On May 16, 2014, the Lok Sabha election results were announced and Mr. Narendra Modi’s Bharatiya Janata Party got a clear mandate to form the government. Narendra Modi was sworn in as the Prime Minister of India on May 26, 2014. Since taking charge, the Narendra Modi government has made several landmark policy decisions. Some of these initiatives are listed below.
- GST: The Goods and Services Tax is the biggest tax reform since Indian independence.
- Aadhaar Linking: Linking Aadhaar to bank accounts, PAN Card, mobile number, etc.

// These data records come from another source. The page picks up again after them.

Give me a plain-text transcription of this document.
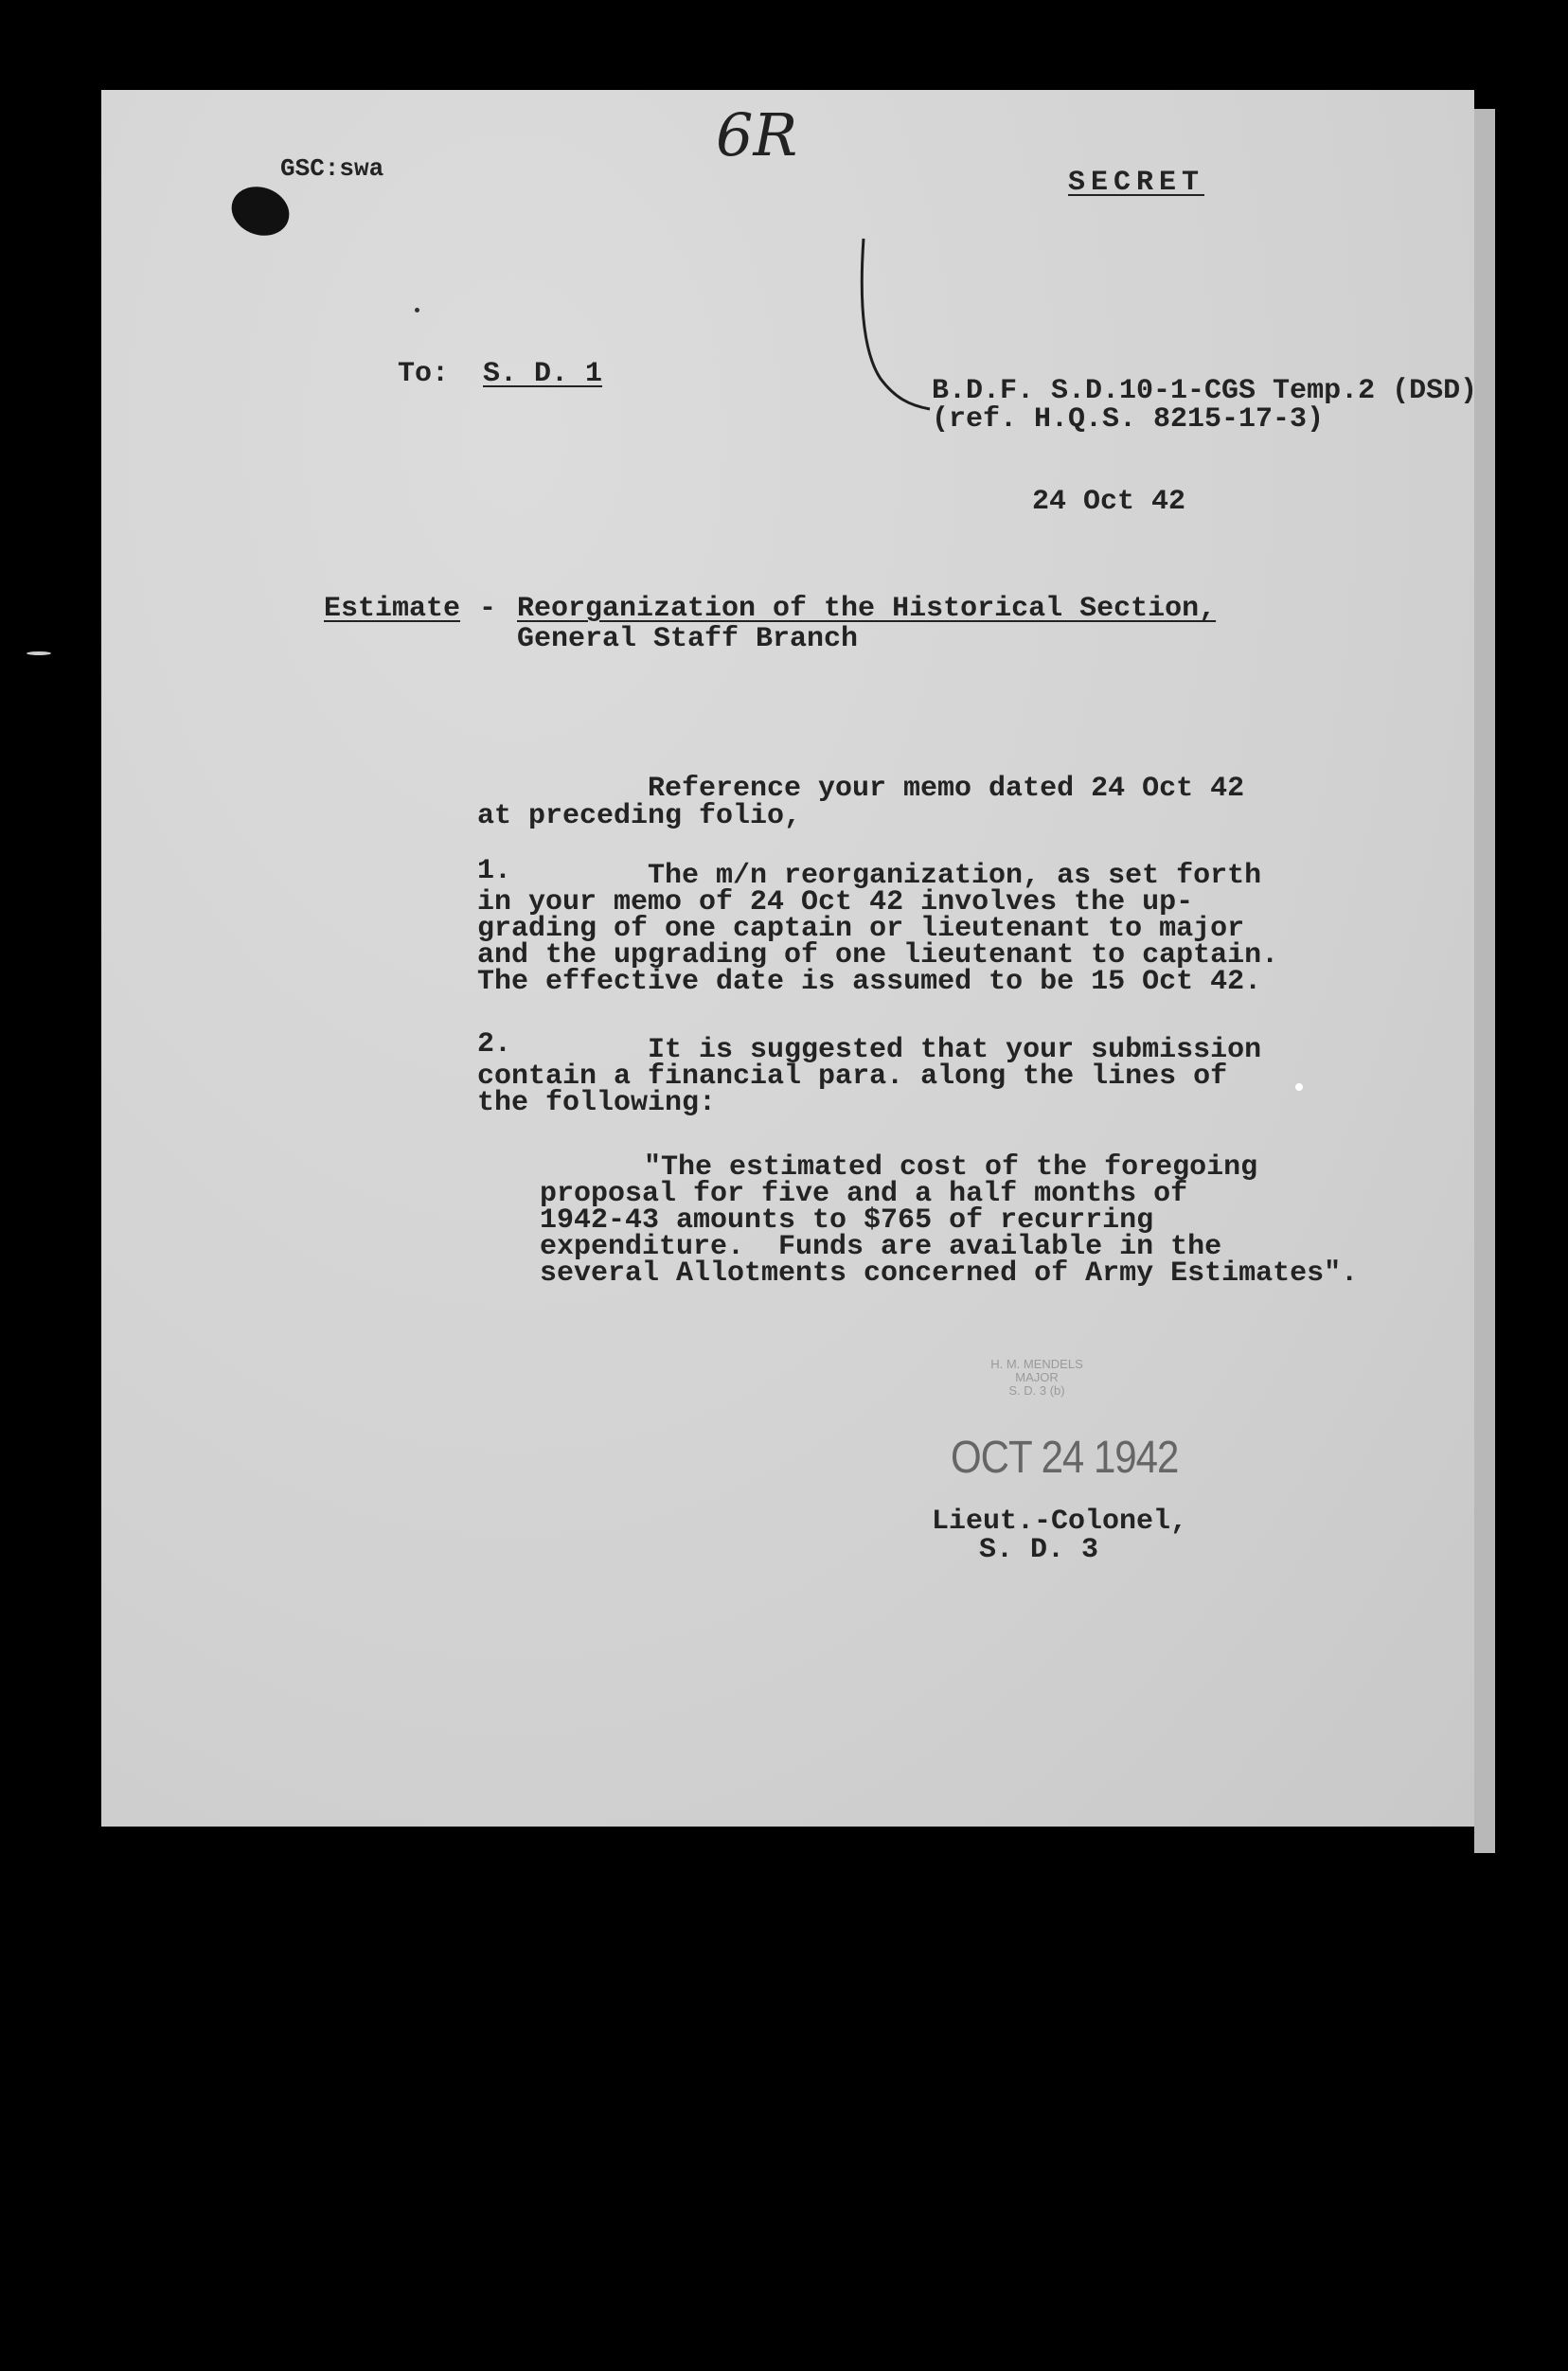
GSC:swa	6R
SECRET
To: S. D. 1
B.D.F. S.D.10-1-CGS Temp.2 (DSD)
(ref. H.Q.S. 8215-17-3)
24 Oct 42
Estimate - Reorganization of the Historical Section,
General Staff Branch
Reference your memo dated 24 Oct 42
at preceding folio,
1.	The m/n reorganization, as set forth
in your memo of 24 Oct 42 involves the up-
grading of one captain or lieutenant to major
and the upgrading of one lieutenant to captain.
The effective date is assumed to be 15 Oct 42.
2.	It is suggested that your submission
contain a financial para. along the lines of
the following:
"The estimated cost of the foregoing
proposal for five and a half months of
1942-43 amounts to $765 of recurring
expenditure.  Funds are available in the
several Allotments concerned of Army Estimates".
H. M. MENDELS
MAJOR
S. D. 3 (b)
OCT 24 1942
Lieut.-Colonel,
S. D. 3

- Jan-Dhan Yojana: Aimed at bringing banking services to every household in India.
- EPFO Investment in ETFs: Employees’ Provident Fund permitted to invest in ETFs.

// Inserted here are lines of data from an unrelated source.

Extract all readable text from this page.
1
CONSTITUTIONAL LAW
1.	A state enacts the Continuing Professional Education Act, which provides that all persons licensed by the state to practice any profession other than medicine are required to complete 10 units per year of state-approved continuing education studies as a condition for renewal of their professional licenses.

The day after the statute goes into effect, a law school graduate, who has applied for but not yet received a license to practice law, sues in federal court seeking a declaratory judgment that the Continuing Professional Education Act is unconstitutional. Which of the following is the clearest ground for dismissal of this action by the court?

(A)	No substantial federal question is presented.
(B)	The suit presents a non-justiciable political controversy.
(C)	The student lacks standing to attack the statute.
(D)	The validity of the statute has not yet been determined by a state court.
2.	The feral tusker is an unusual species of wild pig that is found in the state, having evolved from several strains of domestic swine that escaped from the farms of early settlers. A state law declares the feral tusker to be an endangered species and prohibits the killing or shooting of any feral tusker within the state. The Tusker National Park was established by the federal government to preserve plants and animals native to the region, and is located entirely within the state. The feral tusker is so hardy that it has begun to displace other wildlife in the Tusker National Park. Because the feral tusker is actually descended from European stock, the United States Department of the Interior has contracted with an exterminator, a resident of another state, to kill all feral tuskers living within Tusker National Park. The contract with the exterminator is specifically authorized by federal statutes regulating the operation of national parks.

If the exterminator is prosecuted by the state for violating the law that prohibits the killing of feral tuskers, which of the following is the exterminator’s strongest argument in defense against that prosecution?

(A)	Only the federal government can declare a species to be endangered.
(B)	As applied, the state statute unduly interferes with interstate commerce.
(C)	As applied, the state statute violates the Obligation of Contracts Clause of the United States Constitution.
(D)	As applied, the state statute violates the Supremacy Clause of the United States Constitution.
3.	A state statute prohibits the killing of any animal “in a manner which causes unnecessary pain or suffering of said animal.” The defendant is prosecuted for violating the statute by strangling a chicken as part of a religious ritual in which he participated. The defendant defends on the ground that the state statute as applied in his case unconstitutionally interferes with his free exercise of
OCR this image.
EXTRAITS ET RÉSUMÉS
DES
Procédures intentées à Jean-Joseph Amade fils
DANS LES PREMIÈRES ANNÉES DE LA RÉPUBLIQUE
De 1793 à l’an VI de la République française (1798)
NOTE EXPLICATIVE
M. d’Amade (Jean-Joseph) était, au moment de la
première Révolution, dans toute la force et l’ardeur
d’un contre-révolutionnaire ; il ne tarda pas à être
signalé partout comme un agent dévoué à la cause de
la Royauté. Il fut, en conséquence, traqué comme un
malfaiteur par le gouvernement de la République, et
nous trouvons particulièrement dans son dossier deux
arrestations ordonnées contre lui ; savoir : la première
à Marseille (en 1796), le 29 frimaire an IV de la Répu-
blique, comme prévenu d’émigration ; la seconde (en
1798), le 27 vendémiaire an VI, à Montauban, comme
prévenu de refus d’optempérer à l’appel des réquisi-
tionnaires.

- Demonetization: Aimed at cracking down on black money.
- Digital India: Aimed at digitizing India and moving to cashless transactions.
- Make in India: Aimed at making India a global manufacturing hub.

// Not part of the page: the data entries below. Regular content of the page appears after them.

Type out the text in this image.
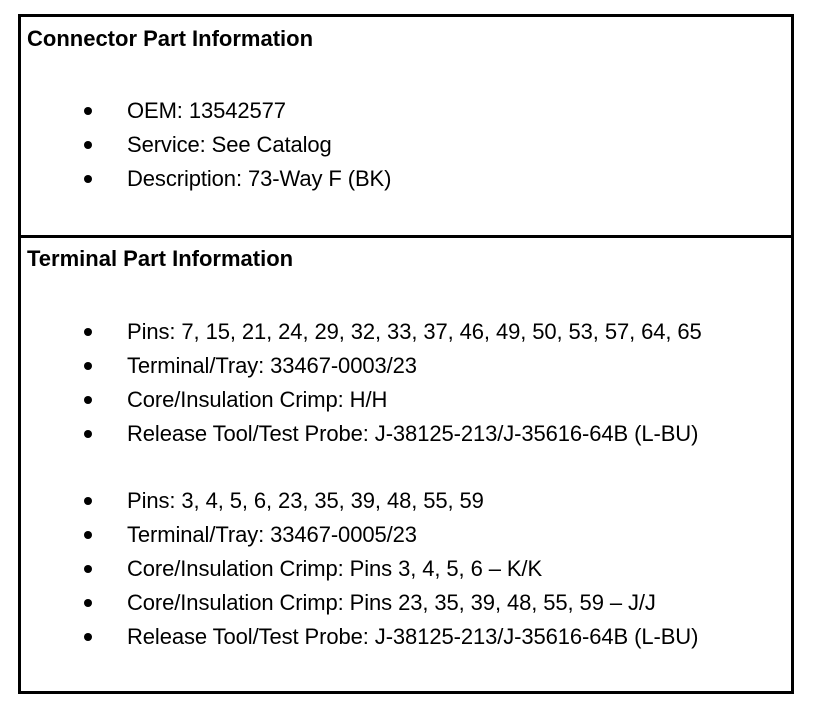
Connector Part Information
OEM: 13542577
Service: See Catalog
Description: 73-Way F (BK)
Terminal Part Information
Pins: 7, 15, 21, 24, 29, 32, 33, 37, 46, 49, 50, 53, 57, 64, 65
Terminal/Tray: 33467-0003/23
Core/Insulation Crimp: H/H
Release Tool/Test Probe: J-38125-213/J-35616-64B (L-BU)
Pins: 3, 4, 5, 6, 23, 35, 39, 48, 55, 59
Terminal/Tray: 33467-0005/23
Core/Insulation Crimp: Pins 3, 4, 5, 6 – K/K
Core/Insulation Crimp: Pins 23, 35, 39, 48, 55, 59 – J/J
Release Tool/Test Probe: J-38125-213/J-35616-64B (L-BU)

- Skill India: Aimed at providing skill development training to youth.
- Startup India: Aimed at promoting entrepreneurship.
The S&P BSE SENSEX is the oldest and most-tracked index in India, and it acts as an indicator of India’s economic growth. Any national or international change in economic activity is likely to have an impact on the S&P BSE SENSEX.
The S&P BSE SENSEX’s total return index value increased from 27,648.13 on Jan. 31, 2014, to 51,281.74 on Jan. 31, 2018, and the highest close was at 51,729.13 on Jan. 29, 2018. This represents a four-year CAGR of 16.70% for the period.
Every year, the Finance Minister presents the Union Budget, which is perhaps the most important economic activity in India. “Budget Day” comes with a lot of expectations, and it therefore has a bearing on the capital markets in both the pre- and post-budget sessions. Mr. Arun Jaitley has been the Finance Minister since this Government was formed. Arun Jaitley has presented four budgets during this term and will be presenting his fifth budget on Feb. 1, 2018.
In Exhibit 2, we can see that in most years, the S&P BSE SENSEX witnessed high volatility in the 30-day pre- and post-budget sessions. The highest 30-day pre- and post-budget volatility was observed in the budget year 2016. The lowest volatility in the 30-day pre-budget session was seen in 2018.
To conclude, we can say that the budget sessions are usually volatile for capital markets in India. The pre-budget movement is caused by market participant expectations for the budget, while the post-budget movement is based on the actual budget presented by the Finance Minister. The budget may be the most important economic activity affecting capital markets in India, and its relevance is captured in the movement of S&P BSE SENSEX.